Face aux termites politiques, la thérapie de choc de N’Guessan Koffi.
Après une décennie marquée par le déclin des standards académiques sous Kandia Camara et la parenthèse désenchantée de Mariatou Koné, le nouveau titulaire du maroquin de l’Éducation nationale, N’Guessan Koffi, tente une thérapie de choc. Entre héritage empoisonné du PASEC et résistances politiques, analyse d’un redressement à haut risque.
Depuis son installation à la Tour D en janvier 2026, N’Guessan Koffi joue la carte de la rupture par la transparence. Transfuge de l’Enseignement Technique, l’ancien patron de l’INP-HB de Yamoussoukro a hérité d’un ministère transformé en « grand corps malade » de l’administration Ouattara.
Le passif Kandia Camara ou l’ère du « WhatsApp éducatif »

Le diagnostic, bien que sévère, s’appuie sur les données du PASEC (Programme d’analyse des systèmes éducatifs de la CONFEMEN) de 2019. Ce rapport, véritable pierre dans le jardin de Kandia Kamissoko Camara (2011-2021), avait agi comme un électrochoc à la présidence.
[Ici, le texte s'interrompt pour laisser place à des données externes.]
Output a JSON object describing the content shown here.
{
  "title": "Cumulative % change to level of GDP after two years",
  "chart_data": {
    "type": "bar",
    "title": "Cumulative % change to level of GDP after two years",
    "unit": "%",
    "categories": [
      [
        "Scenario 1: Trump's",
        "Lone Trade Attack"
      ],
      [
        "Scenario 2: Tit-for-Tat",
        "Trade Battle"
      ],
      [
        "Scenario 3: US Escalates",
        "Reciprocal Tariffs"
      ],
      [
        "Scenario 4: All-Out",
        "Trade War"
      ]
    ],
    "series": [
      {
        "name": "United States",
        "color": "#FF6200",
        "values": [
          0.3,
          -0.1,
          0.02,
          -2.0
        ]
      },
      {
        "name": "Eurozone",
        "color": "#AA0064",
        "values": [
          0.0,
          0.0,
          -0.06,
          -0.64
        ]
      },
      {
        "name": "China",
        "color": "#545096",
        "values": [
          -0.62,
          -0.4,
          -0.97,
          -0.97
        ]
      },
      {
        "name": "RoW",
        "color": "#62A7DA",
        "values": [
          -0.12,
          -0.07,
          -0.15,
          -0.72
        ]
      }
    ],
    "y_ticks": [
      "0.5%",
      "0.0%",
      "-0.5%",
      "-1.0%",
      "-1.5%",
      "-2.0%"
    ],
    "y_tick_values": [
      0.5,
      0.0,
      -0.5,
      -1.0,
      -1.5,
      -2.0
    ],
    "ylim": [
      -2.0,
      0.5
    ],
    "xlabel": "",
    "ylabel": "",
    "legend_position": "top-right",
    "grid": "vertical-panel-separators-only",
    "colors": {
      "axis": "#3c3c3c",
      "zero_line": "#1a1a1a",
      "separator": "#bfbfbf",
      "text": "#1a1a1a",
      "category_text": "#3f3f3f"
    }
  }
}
Avec seulement
33 % d’élèves ivoiriens au-dessus du seuil de compétence en lecture et un famélique 17 % en mathématiques en fin de primaire, le bilan de la décennie Kandia Camara a été jugé « accablant » par les bailleurs de fonds (Banque Mondiale, AFD).
Sous sa régence, le système a été gangrené par une fraude endémique via les réseaux sociaux, transformant le Baccalauréat et le BEPC en exercices de mémorisation de corrigés circulant sur WhatsApp quelques heures avant les épreuves. Une « promotion sociale » de façade qui a fini par fragiliser la crédibilité des diplômes ivoiriens à l’international.
L’impasse Mariatou Koné : des EGENA sans lendemain.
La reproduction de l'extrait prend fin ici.